Nance fumbled vaguely and helplessly in her mind, as she listened, to get back something of the high, inspiring tone of Mr. Traherne’s mystical doctrine. That had thrilled her and strengthened her, while this flung her into the lowest depths of despondency. Yet, in a certain sense, as she was compelled to admit to herself, there was very little practical difference between the two points of view. It was only that, with Mrs. Renshaw, the whole thing took on a certain desolate and disastrous colour as if high spirits and gaiety and adventurousness were wrong in themselves and as if nothing but what was pitched in a low unhappy key could possibly be the truth of the universe. The girl had a curious feeling, all the while she was speaking, that in some subtle way the unfortunate woman was deriving a morbid pleasure from putting thrilling and exalted things upon a ground that annihilated the emotion of heroism.

“Shall we go down to the sea now, dear?” said Mrs. Renshaw suddenly. “The others will see us and follow.”

They moved together across the clinging sand. When they approached the water’s edge, now deserted of holiday-makers, Nance searched the skyline for any sail that might be the one carrying Sorio and his friends. She made out two or three against the blue distance but it was quite impossible to tell which of these, if any, was the one that bore the man who, according to her companion’s words, would only “need” her if she served him like a slave.

Mrs. Renshaw began picking up shells from the debris-scattered windrow at the edge of the wet tide-mark. As she did this and showed them one by one to Nance, her face once more assumed that clear, transparent look, spiritual beyond description and touched with a childish happiness, which the girl had noticed upon it when she spoke of the books she loved. Could it be that only where religion or the opposite sex were concerned this strange being was diseased and perverted? If so, how dreadful, how cruel, that the two things which were to most people the very mainspring of life were to this unhappy one the deepest causes of wretchedness! Yet Nance was far from satisfied with her reading of the mystery of Mrs. Renshaw. There was something in the woman, in spite of her almost savage outbursts of self-revelation, so aloof, so proud, so reserved that the girl felt only vaguely assured she was on the right track with regard to her. Perhaps, after all, below that tone of self-humiliating sentiment with which she habitually spoke of both God and man, there was some deep and passionate current of feeling, hidden from all the world? Or was she, essentially and in secret truth, cold and hard and pagan and only forcing herself to drink the cup of what she conceived to be Christianity out of a species of half-insane pride? In all her utterances with regard to religion and sex there was, Nance felt, a kind of heavy materiality, as if she got an evil satisfaction in rendering what is usually called “goodness” as colourless and contemptible as possible. But now as she picked up a trumpet-shaped shell from the line of debris and held it up, her eyes liquid with pleasure, to the girl’s view, Nance could not resist the impression that she was in some strange way a creature forced and driven out of her natural element into these obscure perversities.

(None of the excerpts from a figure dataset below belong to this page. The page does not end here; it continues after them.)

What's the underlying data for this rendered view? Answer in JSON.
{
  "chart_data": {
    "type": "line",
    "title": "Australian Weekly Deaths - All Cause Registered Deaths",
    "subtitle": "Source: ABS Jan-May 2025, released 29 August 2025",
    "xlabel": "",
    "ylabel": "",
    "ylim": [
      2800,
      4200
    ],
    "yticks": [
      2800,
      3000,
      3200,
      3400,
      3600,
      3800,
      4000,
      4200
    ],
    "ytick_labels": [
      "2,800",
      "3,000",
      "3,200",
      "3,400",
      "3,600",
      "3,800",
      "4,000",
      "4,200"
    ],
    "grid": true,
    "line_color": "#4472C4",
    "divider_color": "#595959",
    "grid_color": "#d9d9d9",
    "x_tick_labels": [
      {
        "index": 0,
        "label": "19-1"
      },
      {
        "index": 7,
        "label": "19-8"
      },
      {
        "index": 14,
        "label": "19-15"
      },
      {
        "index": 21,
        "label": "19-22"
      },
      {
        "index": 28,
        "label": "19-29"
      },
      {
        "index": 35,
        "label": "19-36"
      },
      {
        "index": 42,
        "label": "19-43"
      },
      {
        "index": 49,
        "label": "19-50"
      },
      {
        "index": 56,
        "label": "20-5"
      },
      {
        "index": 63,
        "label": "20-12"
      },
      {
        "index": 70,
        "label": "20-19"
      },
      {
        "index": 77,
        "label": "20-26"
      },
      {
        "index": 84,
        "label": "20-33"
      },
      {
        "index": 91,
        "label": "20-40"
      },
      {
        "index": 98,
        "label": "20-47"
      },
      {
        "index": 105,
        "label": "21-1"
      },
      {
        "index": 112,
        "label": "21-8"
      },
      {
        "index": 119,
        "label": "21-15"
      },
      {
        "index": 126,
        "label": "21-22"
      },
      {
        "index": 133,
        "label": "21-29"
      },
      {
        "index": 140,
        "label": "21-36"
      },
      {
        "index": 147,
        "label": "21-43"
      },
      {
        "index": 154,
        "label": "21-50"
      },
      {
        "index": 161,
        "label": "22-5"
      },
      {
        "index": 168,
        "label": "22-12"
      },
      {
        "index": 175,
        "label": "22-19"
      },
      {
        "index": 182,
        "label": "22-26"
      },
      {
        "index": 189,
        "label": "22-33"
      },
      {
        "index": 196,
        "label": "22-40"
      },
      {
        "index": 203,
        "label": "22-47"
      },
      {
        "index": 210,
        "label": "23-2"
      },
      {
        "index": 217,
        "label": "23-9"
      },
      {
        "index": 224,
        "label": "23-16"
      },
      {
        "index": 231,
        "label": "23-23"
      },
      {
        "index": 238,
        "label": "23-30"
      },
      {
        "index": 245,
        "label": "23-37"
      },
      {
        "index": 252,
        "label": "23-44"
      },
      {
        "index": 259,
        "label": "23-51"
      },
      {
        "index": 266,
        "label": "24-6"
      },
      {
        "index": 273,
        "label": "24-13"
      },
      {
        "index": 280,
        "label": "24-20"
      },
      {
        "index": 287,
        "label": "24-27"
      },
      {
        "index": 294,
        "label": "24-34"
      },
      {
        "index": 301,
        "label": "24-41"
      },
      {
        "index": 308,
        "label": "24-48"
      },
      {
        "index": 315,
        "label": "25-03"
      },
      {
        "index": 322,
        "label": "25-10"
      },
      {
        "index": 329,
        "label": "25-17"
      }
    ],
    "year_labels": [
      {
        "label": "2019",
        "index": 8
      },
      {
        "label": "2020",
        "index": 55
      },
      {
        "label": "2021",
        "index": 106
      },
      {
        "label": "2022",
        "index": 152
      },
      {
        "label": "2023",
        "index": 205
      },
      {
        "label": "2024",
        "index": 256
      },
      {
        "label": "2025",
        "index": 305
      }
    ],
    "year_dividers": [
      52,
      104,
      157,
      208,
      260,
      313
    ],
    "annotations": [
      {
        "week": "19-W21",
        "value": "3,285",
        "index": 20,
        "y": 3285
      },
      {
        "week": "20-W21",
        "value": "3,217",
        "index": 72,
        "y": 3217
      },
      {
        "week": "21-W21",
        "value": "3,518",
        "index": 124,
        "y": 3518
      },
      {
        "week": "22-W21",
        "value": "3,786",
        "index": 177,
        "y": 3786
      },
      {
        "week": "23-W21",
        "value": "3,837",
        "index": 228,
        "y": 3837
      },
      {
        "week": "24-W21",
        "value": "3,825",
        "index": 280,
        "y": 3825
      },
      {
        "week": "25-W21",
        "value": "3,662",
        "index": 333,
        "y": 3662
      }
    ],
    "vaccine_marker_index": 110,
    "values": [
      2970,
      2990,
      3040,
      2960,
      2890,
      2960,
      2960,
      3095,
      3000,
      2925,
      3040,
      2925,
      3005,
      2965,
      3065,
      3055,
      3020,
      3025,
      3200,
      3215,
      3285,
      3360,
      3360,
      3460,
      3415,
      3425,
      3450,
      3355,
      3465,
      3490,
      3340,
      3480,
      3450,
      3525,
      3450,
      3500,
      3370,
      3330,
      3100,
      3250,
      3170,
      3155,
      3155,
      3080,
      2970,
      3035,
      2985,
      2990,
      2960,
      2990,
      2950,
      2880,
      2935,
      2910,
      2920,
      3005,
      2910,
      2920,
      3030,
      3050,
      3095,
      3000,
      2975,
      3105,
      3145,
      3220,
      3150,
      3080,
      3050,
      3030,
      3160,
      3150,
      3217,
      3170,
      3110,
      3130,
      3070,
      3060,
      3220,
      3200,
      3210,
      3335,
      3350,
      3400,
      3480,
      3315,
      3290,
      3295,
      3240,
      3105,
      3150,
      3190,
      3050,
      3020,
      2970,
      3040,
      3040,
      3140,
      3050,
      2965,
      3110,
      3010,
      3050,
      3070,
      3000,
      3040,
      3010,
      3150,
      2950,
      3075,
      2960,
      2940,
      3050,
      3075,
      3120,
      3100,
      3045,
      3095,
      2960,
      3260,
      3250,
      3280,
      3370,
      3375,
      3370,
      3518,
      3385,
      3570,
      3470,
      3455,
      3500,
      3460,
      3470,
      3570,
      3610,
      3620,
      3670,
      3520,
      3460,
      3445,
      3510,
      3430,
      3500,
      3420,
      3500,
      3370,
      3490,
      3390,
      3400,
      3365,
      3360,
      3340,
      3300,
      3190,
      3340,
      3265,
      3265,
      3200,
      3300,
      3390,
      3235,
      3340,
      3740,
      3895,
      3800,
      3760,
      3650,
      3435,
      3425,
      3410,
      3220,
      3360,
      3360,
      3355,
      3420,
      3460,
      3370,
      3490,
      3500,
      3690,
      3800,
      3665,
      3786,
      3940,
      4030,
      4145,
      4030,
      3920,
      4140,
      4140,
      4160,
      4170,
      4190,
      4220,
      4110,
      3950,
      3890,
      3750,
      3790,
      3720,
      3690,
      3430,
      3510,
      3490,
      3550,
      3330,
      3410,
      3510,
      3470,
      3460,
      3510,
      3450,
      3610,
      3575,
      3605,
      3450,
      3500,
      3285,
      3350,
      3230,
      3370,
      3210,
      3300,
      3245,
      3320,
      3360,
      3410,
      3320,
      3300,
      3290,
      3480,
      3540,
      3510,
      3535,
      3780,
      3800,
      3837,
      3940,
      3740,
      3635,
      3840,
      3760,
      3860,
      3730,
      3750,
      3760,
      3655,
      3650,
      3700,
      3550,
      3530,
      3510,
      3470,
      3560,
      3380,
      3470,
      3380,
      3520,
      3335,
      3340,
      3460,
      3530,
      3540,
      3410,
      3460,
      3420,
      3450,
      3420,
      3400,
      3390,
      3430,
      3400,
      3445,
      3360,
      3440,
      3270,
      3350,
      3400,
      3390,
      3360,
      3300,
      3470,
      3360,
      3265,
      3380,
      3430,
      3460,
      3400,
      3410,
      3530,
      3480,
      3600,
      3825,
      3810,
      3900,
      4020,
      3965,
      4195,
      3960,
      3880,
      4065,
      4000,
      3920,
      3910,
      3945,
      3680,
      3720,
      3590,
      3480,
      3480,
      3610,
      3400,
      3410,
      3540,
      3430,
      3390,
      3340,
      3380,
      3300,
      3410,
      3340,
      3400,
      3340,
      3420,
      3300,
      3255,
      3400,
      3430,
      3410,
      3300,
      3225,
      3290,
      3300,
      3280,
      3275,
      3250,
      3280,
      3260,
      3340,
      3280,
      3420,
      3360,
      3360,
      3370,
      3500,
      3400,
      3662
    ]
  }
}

“I used to paint these shells when I was a girl,” Mrs. Renshaw remarked.

“What colour?” Nance answered, still thinking more of the woman than of her words. Her companion looked at her and burst into quite a merry laugh.

“I don’t mean paint the shell itself,” she said. “You’re not listening to me, Nance. I mean copy it, of course, and paint the drawing. I used to collect sea-weeds too, in those days, and dry them in a book. I have that book somewhere still,” she added, wistfully, “but I don’t know where.”

She had won the girl’s attention completely now. Nance seemed to visualize with a sudden sting of infinite pity the various little relics so entirely dissociated from Rodmoor and its inhabitants which this reserved woman must keep stored up in that gloomy house.

“It’s a funny thing,” Mrs. Renshaw went on, “but I can smell at this moment quite distinctly (I suppose it’s being down here by the sea that makes it come to me) the very scent of that book! The pages used to get stuck together and when I pulled them apart there was always the imprint of the seaweed on the paper. I used to like to see that. It was as though Nature had drawn it.”

“It’s lovely, collecting things,” Nance remarked sympathetically. “I used to collect butterflies when I was a child. Dad used to say I was more like a boy than a girl.”